Sí, era casi seguro que no viviésemos pero es absolutamente seguro que no lo haremos y esto me hace mirar al pasado y al futuro desde este presente, sonreír y echar la mano al paquete de tabaco, que de algo hay que morir. Por eso anoto las cosas aquí, para cuando la necedad me nubla el buen pensar, que es frecuente, tenga a mano este microscopio que me permita enfocar y ver las pequeñas cosas buenas en medio de la miopía de un día de mar de fondo. Al leer esto en esos momentos podré decir lo mismo que la canción, a menudo me recuerdas a mí.
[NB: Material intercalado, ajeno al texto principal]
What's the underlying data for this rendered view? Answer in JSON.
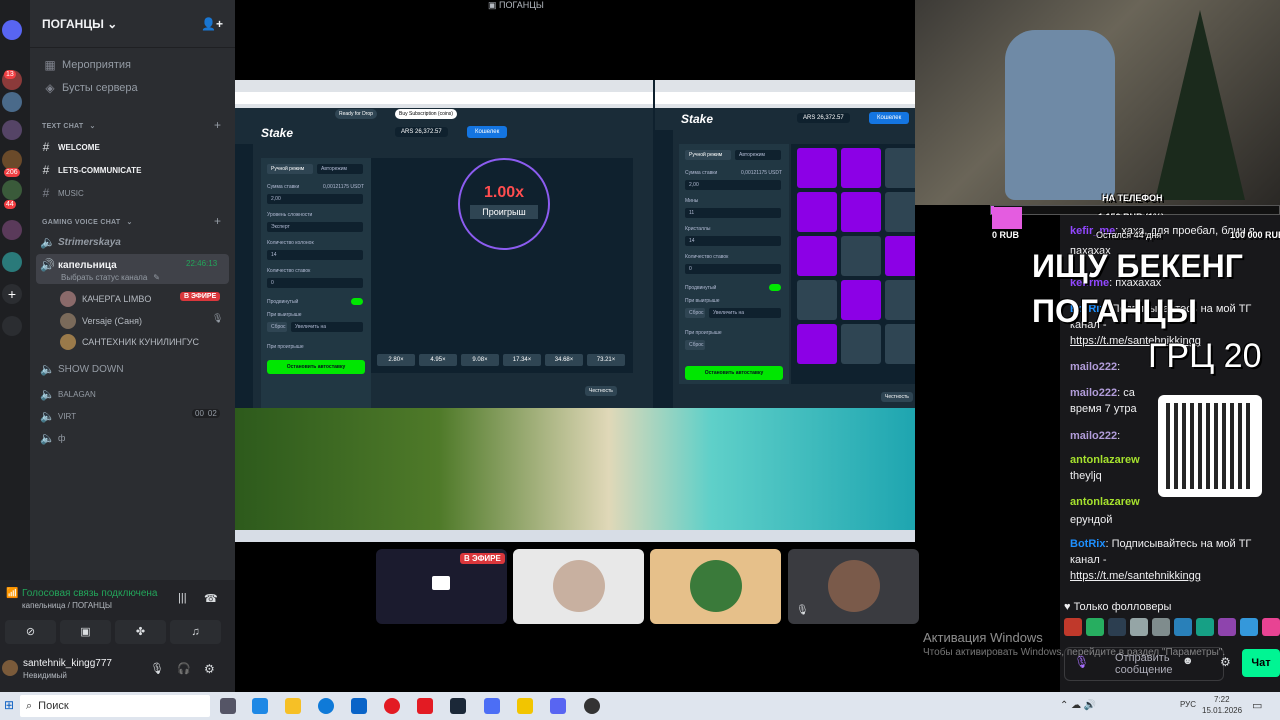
{
  "window": {
    "stream_title": "ПОГАНЦЫ"
  },
  "server": {
    "name": "ПОГАНЦЫ",
    "events": "Мероприятия",
    "boosts": "Бусты сервера",
    "text_category": "TEXT CHAT",
    "text_channels": [
      "WELCOME",
      "LETS-COMMUNICATE",
      "MUSIC"
    ],
    "voice_category": "GAMING VOICE CHAT",
    "voice_channels": {
      "strimerskaya": "Strimerskaya",
      "kapelnitsa": "капельница",
      "kapelnitsa_time": "22:46:13",
      "kapelnitsa_status": "Выбрать статус канала",
      "show_down": "SHOW DOWN",
      "balagan": "BALAGAN",
      "virt": "VIRT",
      "virt_count_a": "00",
      "virt_count_b": "02",
      "phi": "ф"
    },
    "users": [
      {
        "name": "КАЧЕРГА LIMBO",
        "badge": "В ЭФИРЕ"
      },
      {
        "name": "Versaje (Саня)"
      },
      {
        "name": "САНТЕХНИК КУНИЛИНГУС"
      }
    ]
  },
  "rail_badges": [
    "13",
    "206",
    "44"
  ],
  "voice": {
    "status": "Голосовая связь подключена",
    "channel": "капельница / ПОГАНЦЫ",
    "username": "santehnik_kingg777",
    "user_status": "Невидимый"
  },
  "stake_left": {
    "logo": "Stake",
    "balance": "ARS 26,372.57",
    "wallet": "Кошелек",
    "mode_manual": "Ручной режим",
    "mode_auto": "Авторежим",
    "bet_label": "Сумма ставки",
    "bet_value": "2,00",
    "bet_usdt": "0,00121175 USDT",
    "difficulty_label": "Уровень сложности",
    "difficulty_value": "Эксперт",
    "count_label": "Количество колонок",
    "count_value": "14",
    "bets_label": "Количество ставок",
    "bets_value": "0",
    "advanced": "Продвинутый",
    "on_win": "При выигрыше",
    "on_loss": "При проигрыше",
    "reset": "Сброс",
    "increase": "Увеличить на",
    "stop_btn": "Остановить автоставку",
    "multiplier": "1.00x",
    "result": "Проигрыш",
    "steps": [
      "2.80×",
      "4.95×",
      "9.08×",
      "17.34×",
      "34.68×",
      "73.21×"
    ],
    "fairness": "Честность",
    "tag_ready": "Ready for Drop",
    "tag_buy": "Buy Subscription (coins)"
  },
  "stake_right": {
    "logo": "Stake",
    "balance": "ARS 26,372.57",
    "wallet": "Кошелек",
    "mode_manual": "Ручной режим",
    "mode_auto": "Авторежим",
    "bet_label": "Сумма ставки",
    "bet_value": "2,00",
    "bet_usdt": "0,00121175 USDT",
    "mines_label": "Мины",
    "mines_value": "11",
    "gems_label": "Кристаллы",
    "gems_value": "14",
    "bets_label": "Количество ставок",
    "bets_value": "0",
    "advanced": "Продвинутый",
    "on_win": "При выигрыше",
    "on_loss": "При проигрыше",
    "reset": "Сброс",
    "increase": "Увеличить на",
    "stop_btn": "Остановить автоставку",
    "fairness": "Честность",
    "grid": [
      [
        1,
        1,
        0,
        0,
        0
      ],
      [
        1,
        1,
        0,
        1,
        0
      ],
      [
        1,
        0,
        1,
        0,
        0
      ],
      [
        0,
        1,
        0,
        1,
        1
      ],
      [
        1,
        0,
        0,
        0,
        1
      ]
    ]
  },
  "overlay": {
    "phone": "НА ТЕЛЕФОН",
    "donation": "1 150 RUB (1%)",
    "zero": "0 RUB",
    "left": "Остался 44 дня",
    "goal": "100 000 RUB",
    "headline1": "ИЩУ БЕКЕНГ",
    "headline2": "ПОГАНЦЫ",
    "grts": "ГРЦ 20"
  },
  "chat": {
    "lines": [
      {
        "user": "kefir_me",
        "text": ": хаха, для проебал, блин я"
      },
      {
        "user": "",
        "text": "пахахах"
      },
      {
        "user": "kefirme",
        "text": ": пхахахах"
      },
      {
        "user": "BotRix",
        "text": ": Подписывайтесь на мой ТГ канал -"
      },
      {
        "user": "",
        "text": "https://t.me/santehnikkingg"
      },
      {
        "user": "mailo222",
        "text": ":"
      },
      {
        "user": "mailo222",
        "text": ": са"
      },
      {
        "user": "",
        "text": "время 7 утра"
      },
      {
        "user": "mailo222",
        "text": ":"
      },
      {
        "user": "antonlazarew",
        "text": ""
      },
      {
        "user": "",
        "text": "theyljq"
      },
      {
        "user": "antonlazarew",
        "text": ""
      },
      {
        "user": "",
        "text": "ерундой"
      },
      {
        "user": "BotRix",
        "text": ": Подписывайтесь на мой ТГ канал -"
      },
      {
        "user": "",
        "text": "https://t.me/santehnikkingg"
      }
    ],
    "followers_only": "Только фолловеры",
    "send_placeholder": "Отправить сообщение",
    "chat_button": "Чат"
  },
  "participants": {
    "live_badge": "В ЭФИРЕ"
  },
  "windows": {
    "activation_title": "Активация Windows",
    "activation_text": "Чтобы активировать Windows, перейдите в раздел \"Параметры\".",
    "search": "Поиск",
    "lang": "РУС",
    "time": "7:22",
    "date": "15.01.2026"
  },
  "colors": {
    "discord_bg": "#2b2d31",
    "stake_green": "#00e701",
    "mine_purple": "#8c00e6",
    "live_red": "#da373c"
  }
}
http://www.youtube.com/watch?v=03nNDAqiwzg&feature=related
· Pero…?
- Mmmm…, zulo, curiosa palabra para identificar el domicilio. Lugar oculto y cerrado para esconder ilegalmente cosas o personas secuestradas. Parece una metáfora de la propia vida. ¿Qué desea un secuestrado? Terminar con el cautiverio, recuperar la libertad arrebatada, aunque su ausencia sea ya tan lejana que el olvido se haya adueñado de su presencia. Y una vez conseguido, ¿seremos capaces de disfrutar de ella, con ella?, o se instalará en nuestra conciencia otro sustituto para disfrazado subyugar nuestra aspiración de felicidad, como en un continuo síndrome de Estocolmo, buscando algo o alguien en quien poder descargar nuestra responsabilidad en las acciones u omisiones que nos conducen a la desdicha.
· Pero…?
- Que eres una persona con ingenio y talento, con recursos, no me refiero a los que te han interpuesto, en el juzgado, sino a los naturales inherentes a ti. Pero eso tú ya lo sabes, aunque te gusta que te lo refresquen, a quien no, no somos impermeables a la crítica, a la buena y a la mala. En el colegio, de niña te decían cáustica. Eso conlleva la virtud, y la carga, de ser capaz de ver, cosa distinta que mirar, que ya supone fijar la mirada intencionadamente en lo visto. Esto último ya depende del interés de cada uno, de la práctica y de la curiosidad, la buena y la mala. Pero antes de todo hay que tener la capacidad de ver y quizá me lo niegues repetidamente para que te lo recuerde, repetidamente también.
· Pero…?
- Pues no te habrás dado cuenta, pero tú misma, en la contestación, has refutado, una a una, las culpas que te impones, juez y parte a la vez. Si esto no es una conversación profunda que venga dios y me lo diga, como soy ateo sospecho que no vendrá. El problema, que lo tenemos todos, tú yo él nosotros vosotros y ellos, es vencer nuestra propensión a no mirar más allá. Ir cortando la cebolla, capa a capa, a conciencia, y una más, cada vez, llorando y llorando, y ver que al final las lágrimas eran por nada, por un proceso químico que afecta a nuestros órganos, los ojos, el mismo efecto que produciría en un chimpancé o en una jirafa, y que todo es intrascendente, evanescente y quimera, y que la única seguridad que tenemos es que en este momento estamos vivos, y que mañana, cuando sea ese mañana, ya no lo estaremos, y que el único proceso químico en el que intervendremos, ya sin consciencia, será la putrefacción, y que ese será nuestro legado póstumo, a lo que tendemos. Mientras tanto, podemos entretenernos con la ilusión de que podemos decidir a qué decimos sí y a qué decimos no.
· Pues no me habré dado cuenta, y sigo sin dármela. Llevo toda la vida esperando a salir de la crisálida y, a estas alturas, tengo que asumir que no me voy a convertir en una bonita mariposa.
- Ni yo en un mariposón al salir del capullo.